Under normal circumstances, this would not necessarily be a problem. However, many buyers in large hospital networks in the US and UK, GC’s focus geographies, are trying to reduce the number of vendors they are using to support their IT. This is obviously bad news for point solutions vendors, and better news for the big vendors offering more rounded VBC, EHR and healthcare IT solutions portfolios. The trend of hospital IT procurement consolidating around the likes of Epic and Cerner is a threat that GC must address.
EHR and VBC vendors could hold the key for GC and its partners here. Many of these vendors have so-called ‘marketplaces’ which seek to integrate third-party point solutions into their portfolios to fill gaps in their portfolio. Often, EHR vendors use the marketplace to provide insight for their own product roadmaps. When they see a successful marketplace product, they often mimic it with their own product or buy the marketplace vendor. This is both an opportunity and threat for GC’s companies.

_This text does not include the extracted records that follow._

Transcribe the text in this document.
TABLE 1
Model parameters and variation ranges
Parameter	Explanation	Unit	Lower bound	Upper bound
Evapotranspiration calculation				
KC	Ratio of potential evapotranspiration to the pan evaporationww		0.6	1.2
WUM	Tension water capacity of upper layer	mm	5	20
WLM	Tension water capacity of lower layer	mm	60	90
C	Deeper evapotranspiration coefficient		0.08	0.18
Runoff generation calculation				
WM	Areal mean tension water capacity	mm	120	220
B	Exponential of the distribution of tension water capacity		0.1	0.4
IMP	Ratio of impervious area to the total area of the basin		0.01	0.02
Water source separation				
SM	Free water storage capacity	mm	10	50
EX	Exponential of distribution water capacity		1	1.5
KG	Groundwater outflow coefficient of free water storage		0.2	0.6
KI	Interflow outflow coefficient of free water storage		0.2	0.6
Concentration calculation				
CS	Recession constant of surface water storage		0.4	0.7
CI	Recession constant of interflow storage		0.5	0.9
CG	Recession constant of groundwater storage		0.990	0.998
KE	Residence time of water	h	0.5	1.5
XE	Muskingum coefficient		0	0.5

For the healthcare provider, it is simply a case of selecting the best point solution available on their healthcare IT marketplace to address a specific need. For GC’s portfolio companies, it is a case of getting listed on the marketplace as a third-party provider. This is easier said than done, but being backed by a company of GC’s weight, it should not be an insurmountable problem.
A Date with Data
Clearly, VBC is firmly in GC’s crosshairs right now and, despite the challenges it faces around product mixes and point solutions, it is ideally placed to be the digital health disruptor it aims to be.
GC and its portfolio vendor partners will also be aware of the potential around the management of vendor data. We have written in a previous Insight how Oracle Cerner plans to establish a national EHR database (see Insight here). We questioned in that Insight whether the data being held in-house with EHR and VBC vendors like Oracle Cerner and Epic was, in fact, the big story here. We also questioned if the data would be better commercialised for pharma providers, lifescience companies and research organisations to support clinical trials, for example. In any case, we envisage a lot of investment coming into the data space.
The End Game
It would be remiss not to consider GC’s sincere ambitions behind the Health Assurance Fund, and the realities that, as a VC fund, it must make a return on its investments. Its ultimate strategy is therefore to scale its portfolio companies with a view to either selling them to another, larger technology vendor, or for an IPO. For most, this will not happen imminently, but GC will certainly not cling onto its portfolio companies indefinitely.
Statement of Intent
In just 18 months, GC has made an indelible mark on the wider healthcare industry. In digital health it is carving a reputation as a disruptor, influencer and enabler, and is well equipped to deal with challenges around point solutions. There is a sense that this is just the beginning of an exciting new chapter for GC’s Health Assurance Fund. In welcoming its initial 15 health system networks into the fold, GC makes another bold statement of intent. It will not be the last.